I wanted to tell a Story about Land Claims from the perspective of snk’y’ép, Coyote, our sacred profane Trickster, as told in the Nlaka’pamux Story Traditions. Not to adhere to any kind of ethnographic accuracy, but to write a play imbued with the spirit of those Coyote Stories.
Coyote Stories are a part of our sptékwł Stories, about animal beings with human aspects who are presented in our Creation or Foundational Stories. These characters represent all of the animals within Nlaka’pamux cultural knowledge and the specific fauna found on our Lands, Coyote being the most powerful and consequential of them. Other animals like Rabbit are also Tricksters, but they have traits that differentiate them from snk’y’ép. The Coyote character in Nlaka’pamux culture is vain, selfish in the extreme, cunning, lustful, arrogant, foolish, greedy, and vengeful. He embodies the worst of human character. And that makes him funny. But he is also a powerful transformer, a shape-shifter, a conjurer, and a lover.
In the Coyote Stories there is Old Man Coyote, who is malevolent and often trying to sleep with the three gorgeous duck wives of his son, the younger Coyote. Old Man Coyote tricks his son into going on a trans-dimensional journey into the Sky Nation that takes eight years to return from. All so that he can sleep with his son’s wives. And through his triumphs and follies on the journey back home, Coyote transforms the world into the reality we recognize today.
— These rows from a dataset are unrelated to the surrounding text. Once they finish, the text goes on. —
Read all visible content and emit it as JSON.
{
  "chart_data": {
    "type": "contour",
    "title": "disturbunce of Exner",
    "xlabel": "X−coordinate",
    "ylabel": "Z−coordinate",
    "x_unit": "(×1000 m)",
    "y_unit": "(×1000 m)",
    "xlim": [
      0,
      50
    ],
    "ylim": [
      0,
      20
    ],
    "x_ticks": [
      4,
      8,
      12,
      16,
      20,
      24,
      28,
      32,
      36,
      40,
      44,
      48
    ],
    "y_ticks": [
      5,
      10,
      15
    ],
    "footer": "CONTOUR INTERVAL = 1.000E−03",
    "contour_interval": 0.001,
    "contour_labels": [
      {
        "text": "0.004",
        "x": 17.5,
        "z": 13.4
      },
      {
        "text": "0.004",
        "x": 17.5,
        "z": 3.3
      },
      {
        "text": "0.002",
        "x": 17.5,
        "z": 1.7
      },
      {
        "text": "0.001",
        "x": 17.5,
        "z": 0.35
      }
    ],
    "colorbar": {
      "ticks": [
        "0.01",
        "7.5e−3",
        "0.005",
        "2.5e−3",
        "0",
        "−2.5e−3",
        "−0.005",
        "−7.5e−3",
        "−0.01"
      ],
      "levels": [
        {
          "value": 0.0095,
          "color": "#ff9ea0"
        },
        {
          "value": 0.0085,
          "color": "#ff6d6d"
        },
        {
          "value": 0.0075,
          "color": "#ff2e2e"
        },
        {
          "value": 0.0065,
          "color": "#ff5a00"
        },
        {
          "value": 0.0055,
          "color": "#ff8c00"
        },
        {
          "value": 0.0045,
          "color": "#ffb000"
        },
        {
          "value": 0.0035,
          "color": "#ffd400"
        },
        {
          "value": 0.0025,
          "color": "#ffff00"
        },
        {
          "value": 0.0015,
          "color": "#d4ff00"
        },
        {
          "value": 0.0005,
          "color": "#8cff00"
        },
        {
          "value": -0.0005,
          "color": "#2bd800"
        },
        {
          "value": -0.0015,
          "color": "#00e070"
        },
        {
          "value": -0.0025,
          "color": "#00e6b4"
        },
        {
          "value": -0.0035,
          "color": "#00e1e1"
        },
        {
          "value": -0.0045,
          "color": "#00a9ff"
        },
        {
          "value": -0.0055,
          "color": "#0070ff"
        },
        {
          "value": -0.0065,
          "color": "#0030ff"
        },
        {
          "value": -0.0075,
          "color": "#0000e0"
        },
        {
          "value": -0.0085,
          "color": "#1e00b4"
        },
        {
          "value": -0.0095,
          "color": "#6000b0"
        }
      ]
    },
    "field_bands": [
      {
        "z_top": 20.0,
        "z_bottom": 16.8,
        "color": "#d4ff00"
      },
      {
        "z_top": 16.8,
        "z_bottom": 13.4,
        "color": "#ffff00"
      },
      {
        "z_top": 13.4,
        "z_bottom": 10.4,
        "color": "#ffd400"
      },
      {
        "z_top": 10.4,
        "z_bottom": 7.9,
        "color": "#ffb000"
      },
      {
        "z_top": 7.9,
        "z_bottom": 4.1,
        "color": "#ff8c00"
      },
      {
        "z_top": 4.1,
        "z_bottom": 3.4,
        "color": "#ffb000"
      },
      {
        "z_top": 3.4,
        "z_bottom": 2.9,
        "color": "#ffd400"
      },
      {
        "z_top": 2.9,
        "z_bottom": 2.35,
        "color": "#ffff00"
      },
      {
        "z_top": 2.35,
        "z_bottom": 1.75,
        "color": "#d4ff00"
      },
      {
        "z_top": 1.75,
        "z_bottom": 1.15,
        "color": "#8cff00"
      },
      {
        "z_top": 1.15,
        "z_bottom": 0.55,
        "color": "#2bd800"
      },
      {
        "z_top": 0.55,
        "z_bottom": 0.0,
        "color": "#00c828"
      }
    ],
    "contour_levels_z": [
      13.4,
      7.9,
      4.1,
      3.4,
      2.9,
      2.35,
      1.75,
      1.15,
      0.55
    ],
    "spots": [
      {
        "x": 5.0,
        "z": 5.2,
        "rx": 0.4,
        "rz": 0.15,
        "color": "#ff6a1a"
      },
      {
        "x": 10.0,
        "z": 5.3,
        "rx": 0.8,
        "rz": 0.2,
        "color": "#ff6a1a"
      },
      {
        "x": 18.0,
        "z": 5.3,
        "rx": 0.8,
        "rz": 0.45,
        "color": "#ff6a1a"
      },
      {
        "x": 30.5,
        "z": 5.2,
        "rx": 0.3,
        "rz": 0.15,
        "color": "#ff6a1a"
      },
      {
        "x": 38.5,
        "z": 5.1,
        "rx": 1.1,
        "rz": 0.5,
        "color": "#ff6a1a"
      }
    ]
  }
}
In other adventures, Coyote has conversations with combs and blankets, deep philosophical conversations with his own asshole, and transforms his feces into various desirable objects in order to trick a cannibal or some other unsuspecting powerful being out of their possessions.
This play is inspired by these ancient, hilarious, absurd Stories that on closer investigation reveal a rich narrative imbued with absolutely deliberate cultural memes, reflecting the Beliefs and laws of the people. The Trickster behaves in ways counter to the Customs and Beliefs of the people, thereby provoking them not to live by his example but to enjoy and understand his faults in relation to their Values and laws. His misdeeds shape the world around us.
I wanted to explore that kind of contrary Trickster dramaturgy in the context of a Land Claim. What would Coyote do if his Lands were being threatened? Yet no character in this play is named Coyote or snk’y’ép; rather, the Trickster is the universe of this play. Transformation is possible, nothing is certain, and everyone is suspect. In Trickster Stories, no one walks away unscathed.